FBW7 ubiquitin ligase: a tumour suppressor at the crossroads of cell division, growth and differentiation.

作者信息

Welcker Markus, Clurman Bruce E

机构信息

Division of Human Biology, Fred Hutchinson Cancer Research Center, 1100 Fairview Avenue North, Seattle, Washington 98109, USA.

出版信息

Nat Rev Cancer. 2008 Feb;8(2):83-93. doi: 10.1038/nrc2290.

Abstract

FBW7 (F-box and WD repeat domain-containing 7) is the substrate recognition component of an evolutionary conserved SCF (complex of SKP1, CUL1 and F-box protein)-type ubiquitin ligase. SCF(FBW7) degrades several proto-oncogenes that function in cellular growth and division pathways, including MYC, cyclin E, Notch and JUN. FBW7 is also a tumour suppressor, the regulatory network of which is perturbed in many human malignancies.

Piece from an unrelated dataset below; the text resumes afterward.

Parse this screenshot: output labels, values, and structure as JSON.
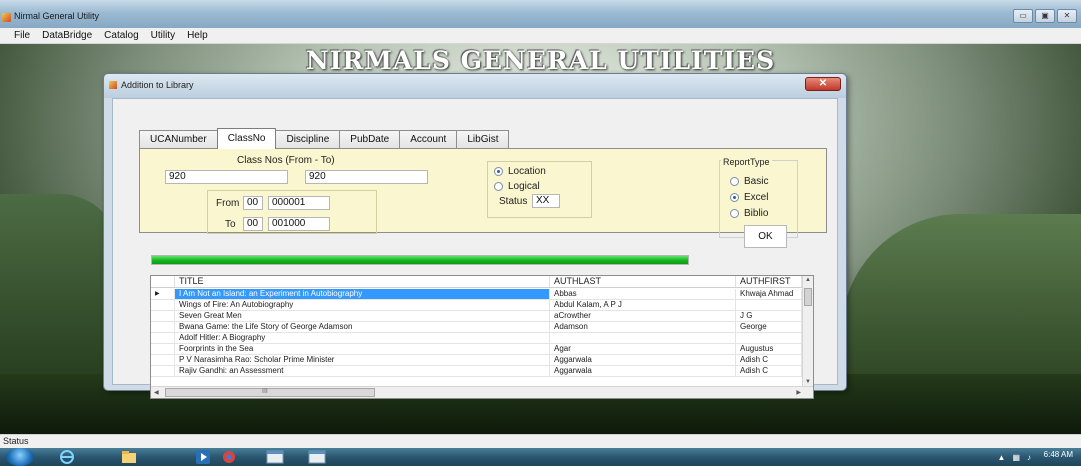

Numerous cancer-associated mutations in FBW7 and its substrates have been identified, and loss of FBW7 function causes chromosomal instability and tumorigenesis. This Review focuses on structural and functional aspects of FBW7 and its role in the development of cancer.

摘要

FBW7(含F-box和WD重复结构域7)是进化保守的SCF(SKP1、CUL1和F-box蛋白复合物)型泛素连接酶的底物识别成分。SCF(FBW7)降解几种在细胞生长和分裂途径中起作用的原癌基因,包括MYC、细胞周期蛋白E、Notch和JUN。FBW7也是一种肿瘤抑制因子,其调控网络在许多人类恶性肿瘤中受到干扰。已鉴定出FBW7及其底物中许多与癌症相关的突变,FBW7功能丧失会导致染色体不稳定和肿瘤发生。本综述重点关注FBW7的结构和功能方面及其在癌症发展中的作用。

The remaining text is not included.